Drs. Mayberg and Lozano noted a "striking and sustained remission of depression" in four of six patients who completed the study. In addition, as documented by the PET scan studies, not only was over-activity of Cg25 reversed but there were widespread changes in the frontal cortex, hypothalamus and brainstem, consistent with findings seen with successful response to medication or psychotherapy in less severely ill patients.
All four patients are still receiving chronic stimulation and continue to meet criteria for clinical remission.
Implications for future
Dr. Mayberg cautions that the Cg25 DBS study is only a "proof of principle". It is the culmination of 15 years of research using brain imaging technology that has worked to characterize functional brain abnormalities in major depression and mechanisms of various antidepressant treatments.
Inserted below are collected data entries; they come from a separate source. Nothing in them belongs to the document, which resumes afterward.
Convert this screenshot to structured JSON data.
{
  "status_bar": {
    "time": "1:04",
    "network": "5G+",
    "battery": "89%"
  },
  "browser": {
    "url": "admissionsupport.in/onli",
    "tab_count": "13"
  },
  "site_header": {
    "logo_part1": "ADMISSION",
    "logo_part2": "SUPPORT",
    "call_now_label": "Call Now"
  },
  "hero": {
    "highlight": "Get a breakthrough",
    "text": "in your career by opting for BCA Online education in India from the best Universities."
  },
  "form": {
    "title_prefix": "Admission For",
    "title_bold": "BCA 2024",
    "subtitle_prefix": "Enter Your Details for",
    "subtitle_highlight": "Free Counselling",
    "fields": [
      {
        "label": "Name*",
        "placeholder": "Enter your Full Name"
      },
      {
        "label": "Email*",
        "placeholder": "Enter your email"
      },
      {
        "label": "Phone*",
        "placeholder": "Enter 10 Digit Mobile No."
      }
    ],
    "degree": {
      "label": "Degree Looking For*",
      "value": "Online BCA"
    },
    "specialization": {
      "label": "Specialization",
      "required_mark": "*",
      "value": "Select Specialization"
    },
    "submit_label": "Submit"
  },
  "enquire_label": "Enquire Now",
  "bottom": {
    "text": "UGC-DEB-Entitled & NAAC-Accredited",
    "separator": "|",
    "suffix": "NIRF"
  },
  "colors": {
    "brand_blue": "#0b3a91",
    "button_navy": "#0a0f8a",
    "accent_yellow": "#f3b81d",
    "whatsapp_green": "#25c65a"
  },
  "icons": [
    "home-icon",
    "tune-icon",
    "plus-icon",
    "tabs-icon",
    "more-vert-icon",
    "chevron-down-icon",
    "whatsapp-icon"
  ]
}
"We tested the effects of targeted brain stimulation based on our past research findings. We see depression as a complex disturbance of specific circuits in the brain responsible for regulating mood and emotions," says Dr. Mayberg. "This approach is similar to that taken in Parkinson's disease, whereby careful research of the relevant motor circuits, DBS was developed to modulate these dysfunctional circuits and is now used to treat the most severely ill patients. We hypothesized that if DBS could locally modulate a critical node within this mood circuit, such modulation would result in clinical improvement - and it appears it did."
"Our study shows that areas of the brain that are on overdrive in patients with severe depression can be pinpointed, turned down and brought to a more normal level of activity using electrical stimulation," adds Dr. Lozano. "This in turn can lead to a lifting of depression in certain patients."
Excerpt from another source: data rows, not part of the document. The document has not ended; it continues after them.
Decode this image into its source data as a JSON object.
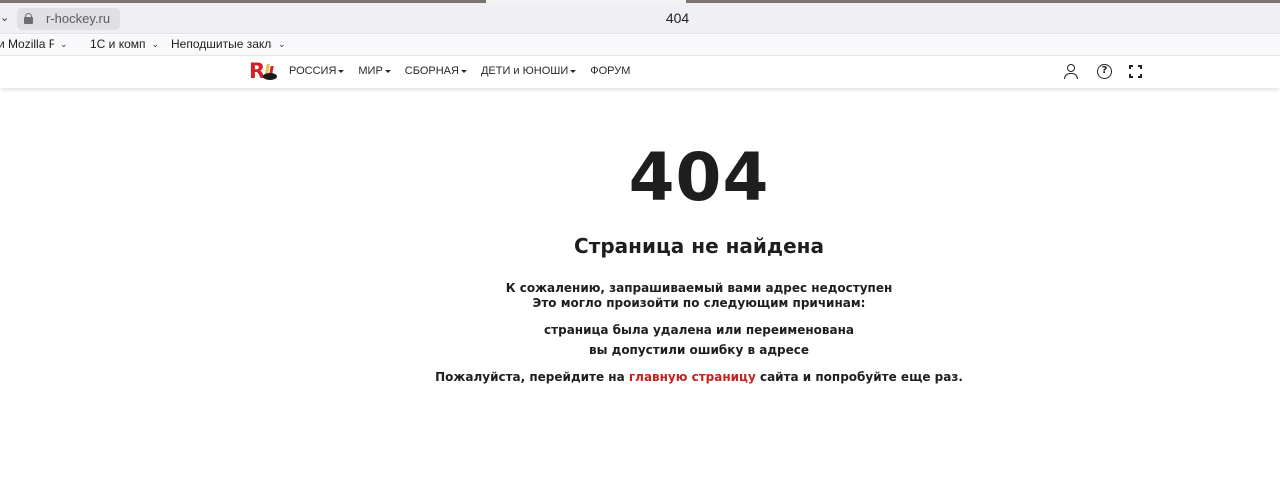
{
  "browser": {
    "url": "r-hockey.ru",
    "tab_title": "404",
    "bookmarks": [
      {
        "label": "и Mozilla Firefox"
      },
      {
        "label": "1С и комп"
      },
      {
        "label": "Неподшитые закладки"
      }
    ]
  },
  "site": {
    "logo_letter": "R",
    "nav": [
      {
        "label": "РОССИЯ"
      },
      {
        "label": "МИР"
      },
      {
        "label": "СБОРНАЯ"
      },
      {
        "label": "ДЕТИ и ЮНОШИ"
      },
      {
        "label": "ФОРУМ"
      }
    ],
    "help_glyph": "?"
  },
  "error": {
    "code": "404",
    "title": "Страница не найдена",
    "line1": "К сожалению, запрашиваемый вами адрес недоступен",
    "line2": "Это могло произойти по следующим причинам:",
    "reasons": [
      "страница была удалена или переименована",
      "вы допустили ошибку в адресе"
    ],
    "final_prefix": "Пожалуйста, перейдите на ",
    "final_link": "главную страницу",
    "final_suffix": " сайта и попробуйте еще раз."
  },
  "colors": {
    "accent": "#c8201f",
    "logo_red": "#d32027"
  }
}
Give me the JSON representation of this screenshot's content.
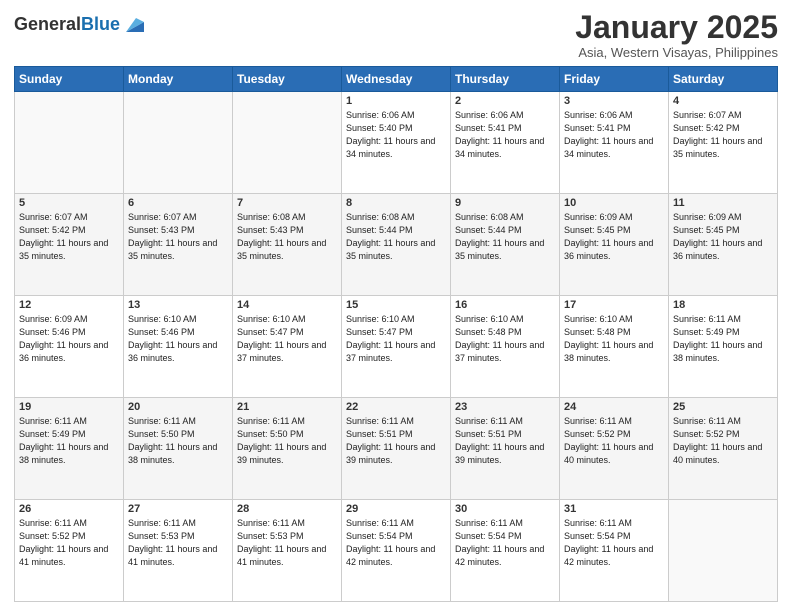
{
  "header": {
    "logo_general": "General",
    "logo_blue": "Blue",
    "month": "January 2025",
    "location": "Asia, Western Visayas, Philippines"
  },
  "weekdays": [
    "Sunday",
    "Monday",
    "Tuesday",
    "Wednesday",
    "Thursday",
    "Friday",
    "Saturday"
  ],
  "weeks": [
    [
      {
        "day": "",
        "sunrise": "",
        "sunset": "",
        "daylight": ""
      },
      {
        "day": "",
        "sunrise": "",
        "sunset": "",
        "daylight": ""
      },
      {
        "day": "",
        "sunrise": "",
        "sunset": "",
        "daylight": ""
      },
      {
        "day": "1",
        "sunrise": "Sunrise: 6:06 AM",
        "sunset": "Sunset: 5:40 PM",
        "daylight": "Daylight: 11 hours and 34 minutes."
      },
      {
        "day": "2",
        "sunrise": "Sunrise: 6:06 AM",
        "sunset": "Sunset: 5:41 PM",
        "daylight": "Daylight: 11 hours and 34 minutes."
      },
      {
        "day": "3",
        "sunrise": "Sunrise: 6:06 AM",
        "sunset": "Sunset: 5:41 PM",
        "daylight": "Daylight: 11 hours and 34 minutes."
      },
      {
        "day": "4",
        "sunrise": "Sunrise: 6:07 AM",
        "sunset": "Sunset: 5:42 PM",
        "daylight": "Daylight: 11 hours and 35 minutes."
      }
    ],
    [
      {
        "day": "5",
        "sunrise": "Sunrise: 6:07 AM",
        "sunset": "Sunset: 5:42 PM",
        "daylight": "Daylight: 11 hours and 35 minutes."
      },
      {
        "day": "6",
        "sunrise": "Sunrise: 6:07 AM",
        "sunset": "Sunset: 5:43 PM",
        "daylight": "Daylight: 11 hours and 35 minutes."
      },
      {
        "day": "7",
        "sunrise": "Sunrise: 6:08 AM",
        "sunset": "Sunset: 5:43 PM",
        "daylight": "Daylight: 11 hours and 35 minutes."
      },
      {
        "day": "8",
        "sunrise": "Sunrise: 6:08 AM",
        "sunset": "Sunset: 5:44 PM",
        "daylight": "Daylight: 11 hours and 35 minutes."
      },
      {
        "day": "9",
        "sunrise": "Sunrise: 6:08 AM",
        "sunset": "Sunset: 5:44 PM",
        "daylight": "Daylight: 11 hours and 35 minutes."
      },
      {
        "day": "10",
        "sunrise": "Sunrise: 6:09 AM",
        "sunset": "Sunset: 5:45 PM",
        "daylight": "Daylight: 11 hours and 36 minutes."
      },
      {
        "day": "11",
        "sunrise": "Sunrise: 6:09 AM",
        "sunset": "Sunset: 5:45 PM",
        "daylight": "Daylight: 11 hours and 36 minutes."
      }
    ],
    [
      {
        "day": "12",
        "sunrise": "Sunrise: 6:09 AM",
        "sunset": "Sunset: 5:46 PM",
        "daylight": "Daylight: 11 hours and 36 minutes."
      },
      {
        "day": "13",
        "sunrise": "Sunrise: 6:10 AM",
        "sunset": "Sunset: 5:46 PM",
        "daylight": "Daylight: 11 hours and 36 minutes."
      },
      {
        "day": "14",
        "sunrise": "Sunrise: 6:10 AM",
        "sunset": "Sunset: 5:47 PM",
        "daylight": "Daylight: 11 hours and 37 minutes."
      },
      {
        "day": "15",
        "sunrise": "Sunrise: 6:10 AM",
        "sunset": "Sunset: 5:47 PM",
        "daylight": "Daylight: 11 hours and 37 minutes."
      },
      {
        "day": "16",
        "sunrise": "Sunrise: 6:10 AM",
        "sunset": "Sunset: 5:48 PM",
        "daylight": "Daylight: 11 hours and 37 minutes."
      },
      {
        "day": "17",
        "sunrise": "Sunrise: 6:10 AM",
        "sunset": "Sunset: 5:48 PM",
        "daylight": "Daylight: 11 hours and 38 minutes."
      },
      {
        "day": "18",
        "sunrise": "Sunrise: 6:11 AM",
        "sunset": "Sunset: 5:49 PM",
        "daylight": "Daylight: 11 hours and 38 minutes."
      }
    ],
    [
      {
        "day": "19",
        "sunrise": "Sunrise: 6:11 AM",
        "sunset": "Sunset: 5:49 PM",
        "daylight": "Daylight: 11 hours and 38 minutes."
      },
      {
        "day": "20",
        "sunrise": "Sunrise: 6:11 AM",
        "sunset": "Sunset: 5:50 PM",
        "daylight": "Daylight: 11 hours and 38 minutes."
      },
      {
        "day": "21",
        "sunrise": "Sunrise: 6:11 AM",
        "sunset": "Sunset: 5:50 PM",
        "daylight": "Daylight: 11 hours and 39 minutes."
      },
      {
        "day": "22",
        "sunrise": "Sunrise: 6:11 AM",
        "sunset": "Sunset: 5:51 PM",
        "daylight": "Daylight: 11 hours and 39 minutes."
      },
      {
        "day": "23",
        "sunrise": "Sunrise: 6:11 AM",
        "sunset": "Sunset: 5:51 PM",
        "daylight": "Daylight: 11 hours and 39 minutes."
      },
      {
        "day": "24",
        "sunrise": "Sunrise: 6:11 AM",
        "sunset": "Sunset: 5:52 PM",
        "daylight": "Daylight: 11 hours and 40 minutes."
      },
      {
        "day": "25",
        "sunrise": "Sunrise: 6:11 AM",
        "sunset": "Sunset: 5:52 PM",
        "daylight": "Daylight: 11 hours and 40 minutes."
      }
    ],
    [
      {
        "day": "26",
        "sunrise": "Sunrise: 6:11 AM",
        "sunset": "Sunset: 5:52 PM",
        "daylight": "Daylight: 11 hours and 41 minutes."
      },
      {
        "day": "27",
        "sunrise": "Sunrise: 6:11 AM",
        "sunset": "Sunset: 5:53 PM",
        "daylight": "Daylight: 11 hours and 41 minutes."
      },
      {
        "day": "28",
        "sunrise": "Sunrise: 6:11 AM",
        "sunset": "Sunset: 5:53 PM",
        "daylight": "Daylight: 11 hours and 41 minutes."
      },
      {
        "day": "29",
        "sunrise": "Sunrise: 6:11 AM",
        "sunset": "Sunset: 5:54 PM",
        "daylight": "Daylight: 11 hours and 42 minutes."
      },
      {
        "day": "30",
        "sunrise": "Sunrise: 6:11 AM",
        "sunset": "Sunset: 5:54 PM",
        "daylight": "Daylight: 11 hours and 42 minutes."
      },
      {
        "day": "31",
        "sunrise": "Sunrise: 6:11 AM",
        "sunset": "Sunset: 5:54 PM",
        "daylight": "Daylight: 11 hours and 42 minutes."
      },
      {
        "day": "",
        "sunrise": "",
        "sunset": "",
        "daylight": ""
      }
    ]
  ]
}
The study's findings lay the foundation for a larger study to hopefully replicate, refine and extend these first results. "If the safety and benefits we have observed are maintained across other future studies, we could see this approach applied in the years to come as a clinical therapy for patients who fail current treatments and continue to suffer with severe depression," says Dr. Lozano.
The study was supported by a distinguished Investigator Award to Dr. Helen Mayberg from the National Alliance for Research in Schizophrenia and Depression.